Thursday, November 17

Outlines
















Yes these are some really overdued pictures that have already been up on FB. Been gaining weight really fast due to overeating of junk food, and unhealthy eating timings such as 3am?!?!?! Gotta start a healthy diet & cut back those hateful kilos already!!!

Apart from that depressing fact, the rest have been pretty much good. Just went for an interview last week to get into this entrepreneurship option for Year 3 & the results came in today, well I got in! :D It's been sort of like my dream to get into this option because it was the only thing that enticed me to get into SP. Gonna start to mug hard because we poor SP students are left with 3 weeks to MST, throw in overflowing projects into the mix, plus I gotta find time to train for pool as well. Ohs not to forget going for CMCC AP practices, & it's really hard to get into my role after a tiring day.
Yeahs so pardon me for MIA-ing ok?

Will be back sometime again soon, in the meanwhile, you can go check out my selling page where I updated some more stuff & slashed some prices :)

bye cupcakes! ^^

Wednesday, November 9

Th brightest star

I'm sorry for leaving this space hanging for quite awhile. Been pretty busy with everything now, school, CMCC AP, Pool, and having abit more fun tha usual :D

But tonight that sense of nostalgia hits me hard again. 10 more days to my birthday...a year ago, we discovered you were sick. I disliked going to the hospital to see you, I disliked rubbing ointment on your wounds, I disliked every single thing that keeps reminding us about the painful truth. A year ago, you insisted on waking up despite feeling weary, and put on your best clothes just to take pictures with us for my 17th. A year ago, you gave the brightest smile I had ever seen just to give me the best memory. A year ago, I hugged you tight and prayed so hard that I never had to let go. A year ago, I wished my life could start all over again just so I can cherish you more.

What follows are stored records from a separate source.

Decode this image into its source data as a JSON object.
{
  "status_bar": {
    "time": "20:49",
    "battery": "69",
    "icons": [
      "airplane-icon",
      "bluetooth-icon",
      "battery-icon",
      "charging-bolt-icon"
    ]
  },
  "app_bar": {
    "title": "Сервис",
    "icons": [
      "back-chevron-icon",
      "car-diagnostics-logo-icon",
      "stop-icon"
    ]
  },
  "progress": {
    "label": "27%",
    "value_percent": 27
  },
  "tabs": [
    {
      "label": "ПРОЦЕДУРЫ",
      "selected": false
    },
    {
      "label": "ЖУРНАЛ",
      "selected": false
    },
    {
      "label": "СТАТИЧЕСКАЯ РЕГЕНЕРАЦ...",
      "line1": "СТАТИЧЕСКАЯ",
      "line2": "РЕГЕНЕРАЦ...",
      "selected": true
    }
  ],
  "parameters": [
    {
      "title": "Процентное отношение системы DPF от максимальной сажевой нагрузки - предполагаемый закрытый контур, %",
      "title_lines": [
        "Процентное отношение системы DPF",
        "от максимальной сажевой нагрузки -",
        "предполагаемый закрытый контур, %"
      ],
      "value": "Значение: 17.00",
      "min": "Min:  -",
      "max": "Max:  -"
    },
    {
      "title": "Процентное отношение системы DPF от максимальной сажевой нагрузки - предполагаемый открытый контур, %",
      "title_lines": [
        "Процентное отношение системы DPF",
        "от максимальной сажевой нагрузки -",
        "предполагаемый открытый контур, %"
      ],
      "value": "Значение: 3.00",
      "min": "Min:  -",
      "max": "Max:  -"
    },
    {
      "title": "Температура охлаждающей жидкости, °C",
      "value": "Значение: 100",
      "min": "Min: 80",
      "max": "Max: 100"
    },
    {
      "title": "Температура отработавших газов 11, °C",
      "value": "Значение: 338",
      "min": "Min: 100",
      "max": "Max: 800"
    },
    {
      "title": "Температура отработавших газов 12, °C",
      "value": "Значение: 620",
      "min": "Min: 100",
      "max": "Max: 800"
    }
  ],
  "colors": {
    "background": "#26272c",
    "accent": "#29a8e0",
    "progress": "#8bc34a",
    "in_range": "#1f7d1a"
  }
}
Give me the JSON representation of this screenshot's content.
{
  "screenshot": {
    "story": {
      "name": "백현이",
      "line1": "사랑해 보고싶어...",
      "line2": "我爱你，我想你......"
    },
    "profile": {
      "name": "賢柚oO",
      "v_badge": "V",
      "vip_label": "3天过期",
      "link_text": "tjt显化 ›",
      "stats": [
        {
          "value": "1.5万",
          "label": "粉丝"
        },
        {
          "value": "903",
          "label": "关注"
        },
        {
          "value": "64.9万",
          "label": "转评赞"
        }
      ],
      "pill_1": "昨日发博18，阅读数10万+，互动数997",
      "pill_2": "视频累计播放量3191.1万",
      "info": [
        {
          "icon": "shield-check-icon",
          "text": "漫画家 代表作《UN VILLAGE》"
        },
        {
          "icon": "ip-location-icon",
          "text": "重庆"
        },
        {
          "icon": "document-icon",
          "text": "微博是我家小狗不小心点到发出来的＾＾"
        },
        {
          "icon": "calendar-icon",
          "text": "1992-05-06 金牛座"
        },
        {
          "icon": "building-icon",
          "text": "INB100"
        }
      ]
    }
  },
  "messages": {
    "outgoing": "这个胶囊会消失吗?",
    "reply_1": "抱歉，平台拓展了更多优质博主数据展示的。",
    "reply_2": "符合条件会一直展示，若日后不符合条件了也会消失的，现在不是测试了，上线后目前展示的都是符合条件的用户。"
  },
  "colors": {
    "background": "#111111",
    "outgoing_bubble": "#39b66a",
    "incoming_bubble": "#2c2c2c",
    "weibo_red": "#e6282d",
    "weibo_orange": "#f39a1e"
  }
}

This one year had been so hard, filled with so much craziness, so many falls I had to pick myself up from. But I continue to brave through every single obstacle, because I kept faith that you will always be watching over me, protecting me, loving me. I believed you would lead me to greater heights, help me find my way through this screwed up maze of life.

But do you know, despite feeling you are there beside me all the time, I still miss you. I miss you so much sometimes I don't know whether to feel happy or sad. I really wanna hug you again, so goddamn much. This ache in me is something nobody can heal, but I really hope one day, we'll be back to where we had began again, that I can hear the same annoying nagging again, that I can call you........

Can you see me now? Can you hear me when I speak to you? 10 more days, I really wished I could see you, somewhere, again.

I love you, Grandma. Always and forever will.